The strange ability to touch the beams of light, due to a layer of aesthetic thin mist that filled the air, was a bizarre phenomenon. It felt as though the rules, conventions and traditional qualities of a light disappeared. The capability to see the beams for what they are and what they evoke inside of you as supposed to be used as a tool to view material vitalised the importance and the focus of the piece and therefore had a massive impact on your senses. Firstly your eyes were drawn to the projection. The focus on the room was very much the light but where in the room do you look? Do you wish to look on the wall where the light is projected or is there something about staring in to the hazy light that you would find appealing? Either way you look at this, separate performances appeared. For example as you stared in to the light you were ever so slightly blinded but due to the fact there were limited objects in the environment a feeling of harmony was achieved. Yes, occasional collisions occurred with other viewing audience members but all these emotions together created a sense of ‘a shared experience’. Another sense explored in this performance would be sound. The distorted sound of other audience members talking created quite an enjoyable backdrop to the performance. This sounds, however inaudible they were, made the piece feel connected with us as audience members as we could understand sections of text.

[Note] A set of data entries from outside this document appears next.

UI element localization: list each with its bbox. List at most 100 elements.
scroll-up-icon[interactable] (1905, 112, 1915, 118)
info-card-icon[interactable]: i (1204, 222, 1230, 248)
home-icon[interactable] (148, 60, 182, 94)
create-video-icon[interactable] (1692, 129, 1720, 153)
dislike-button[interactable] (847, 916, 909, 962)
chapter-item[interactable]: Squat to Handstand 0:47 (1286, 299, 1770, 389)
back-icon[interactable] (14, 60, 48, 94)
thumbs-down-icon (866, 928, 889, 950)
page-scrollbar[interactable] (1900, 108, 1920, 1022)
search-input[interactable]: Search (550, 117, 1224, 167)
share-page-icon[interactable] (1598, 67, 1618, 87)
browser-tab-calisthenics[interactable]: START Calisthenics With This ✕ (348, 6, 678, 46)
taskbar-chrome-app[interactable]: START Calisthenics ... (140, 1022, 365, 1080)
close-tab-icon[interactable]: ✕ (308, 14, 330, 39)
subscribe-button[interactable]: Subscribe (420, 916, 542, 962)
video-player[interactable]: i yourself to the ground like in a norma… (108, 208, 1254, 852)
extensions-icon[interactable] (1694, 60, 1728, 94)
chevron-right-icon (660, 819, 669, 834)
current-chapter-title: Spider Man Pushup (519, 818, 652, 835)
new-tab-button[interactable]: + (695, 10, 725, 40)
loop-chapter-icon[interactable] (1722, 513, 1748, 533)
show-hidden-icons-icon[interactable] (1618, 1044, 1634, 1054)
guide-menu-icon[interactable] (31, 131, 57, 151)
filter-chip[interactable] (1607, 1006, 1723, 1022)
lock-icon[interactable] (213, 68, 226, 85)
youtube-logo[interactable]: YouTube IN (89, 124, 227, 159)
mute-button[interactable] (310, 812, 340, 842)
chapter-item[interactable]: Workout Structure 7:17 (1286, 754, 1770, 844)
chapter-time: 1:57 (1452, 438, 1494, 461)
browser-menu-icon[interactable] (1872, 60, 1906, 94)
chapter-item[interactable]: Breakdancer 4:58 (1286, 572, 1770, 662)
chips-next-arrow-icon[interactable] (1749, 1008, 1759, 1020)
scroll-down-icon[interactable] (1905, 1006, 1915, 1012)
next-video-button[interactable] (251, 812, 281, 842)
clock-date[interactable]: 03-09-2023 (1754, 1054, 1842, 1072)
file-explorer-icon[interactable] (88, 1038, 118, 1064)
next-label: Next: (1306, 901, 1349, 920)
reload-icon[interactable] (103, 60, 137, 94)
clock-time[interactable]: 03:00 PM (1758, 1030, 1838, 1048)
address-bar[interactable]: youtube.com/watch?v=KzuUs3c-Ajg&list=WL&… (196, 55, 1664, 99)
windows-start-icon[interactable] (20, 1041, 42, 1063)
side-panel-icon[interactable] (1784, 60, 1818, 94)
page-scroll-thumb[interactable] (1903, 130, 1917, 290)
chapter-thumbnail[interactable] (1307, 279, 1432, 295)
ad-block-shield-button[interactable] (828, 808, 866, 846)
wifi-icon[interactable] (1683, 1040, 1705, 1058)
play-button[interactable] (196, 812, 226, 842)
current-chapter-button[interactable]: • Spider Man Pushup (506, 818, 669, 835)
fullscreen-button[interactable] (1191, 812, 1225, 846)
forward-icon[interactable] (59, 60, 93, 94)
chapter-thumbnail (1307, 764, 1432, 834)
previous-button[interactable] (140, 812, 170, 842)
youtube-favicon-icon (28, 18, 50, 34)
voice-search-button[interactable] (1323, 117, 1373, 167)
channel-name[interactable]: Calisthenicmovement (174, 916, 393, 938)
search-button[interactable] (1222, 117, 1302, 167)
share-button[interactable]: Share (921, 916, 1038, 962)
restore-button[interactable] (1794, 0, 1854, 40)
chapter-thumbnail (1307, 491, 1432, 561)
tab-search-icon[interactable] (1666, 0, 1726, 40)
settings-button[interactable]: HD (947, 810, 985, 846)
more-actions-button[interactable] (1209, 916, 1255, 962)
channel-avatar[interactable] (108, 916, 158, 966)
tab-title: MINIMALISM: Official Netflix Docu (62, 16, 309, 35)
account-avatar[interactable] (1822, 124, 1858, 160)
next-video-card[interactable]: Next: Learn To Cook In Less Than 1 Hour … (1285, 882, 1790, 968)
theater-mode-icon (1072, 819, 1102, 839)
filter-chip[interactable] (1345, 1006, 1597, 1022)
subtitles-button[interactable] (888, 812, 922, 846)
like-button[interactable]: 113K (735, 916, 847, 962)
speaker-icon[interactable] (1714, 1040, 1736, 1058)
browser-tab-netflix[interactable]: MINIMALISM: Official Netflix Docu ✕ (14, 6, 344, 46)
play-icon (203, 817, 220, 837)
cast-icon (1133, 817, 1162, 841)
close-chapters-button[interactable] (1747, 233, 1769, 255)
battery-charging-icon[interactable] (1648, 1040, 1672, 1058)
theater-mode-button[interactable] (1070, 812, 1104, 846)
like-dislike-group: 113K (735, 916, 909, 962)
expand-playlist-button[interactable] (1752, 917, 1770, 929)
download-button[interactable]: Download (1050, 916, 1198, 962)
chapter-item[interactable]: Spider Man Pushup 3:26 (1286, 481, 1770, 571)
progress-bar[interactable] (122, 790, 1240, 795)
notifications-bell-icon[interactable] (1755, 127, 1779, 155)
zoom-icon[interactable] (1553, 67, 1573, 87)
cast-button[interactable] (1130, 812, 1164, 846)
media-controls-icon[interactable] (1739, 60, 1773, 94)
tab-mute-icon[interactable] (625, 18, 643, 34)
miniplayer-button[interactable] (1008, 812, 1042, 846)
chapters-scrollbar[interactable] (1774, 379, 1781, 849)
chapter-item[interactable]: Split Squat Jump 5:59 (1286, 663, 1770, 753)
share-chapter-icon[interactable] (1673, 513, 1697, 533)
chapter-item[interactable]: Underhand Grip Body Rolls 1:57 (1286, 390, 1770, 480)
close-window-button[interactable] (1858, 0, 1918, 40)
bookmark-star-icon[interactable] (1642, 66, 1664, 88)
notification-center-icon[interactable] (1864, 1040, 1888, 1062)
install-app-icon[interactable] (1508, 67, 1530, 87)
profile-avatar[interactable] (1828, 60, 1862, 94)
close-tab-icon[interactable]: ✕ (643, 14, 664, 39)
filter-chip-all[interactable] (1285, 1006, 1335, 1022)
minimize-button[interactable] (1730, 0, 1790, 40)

McCall, Anthony (2011) ‘Between You and I’, Ektoras Binikos, online: http://www.youtube.com/watch?v=-RpBPgWZQCw (accessed 4th April 2013. )

This sense is something I wish my audience to experience in Safe House – the ability to share an experience in such close proximity with an audience member but at the same time it be evoking completely separate ideas and emotions.

The notion that the audience are in control of the outcome is a main theme throughout my performance and research and this, similarly in McCall’s works, enables viewers to experience an individual performance and take from it separate ideas and emotions. This is great when analysing audience responses and letting the piece evolve in to something bigger and potentially new throughout the future.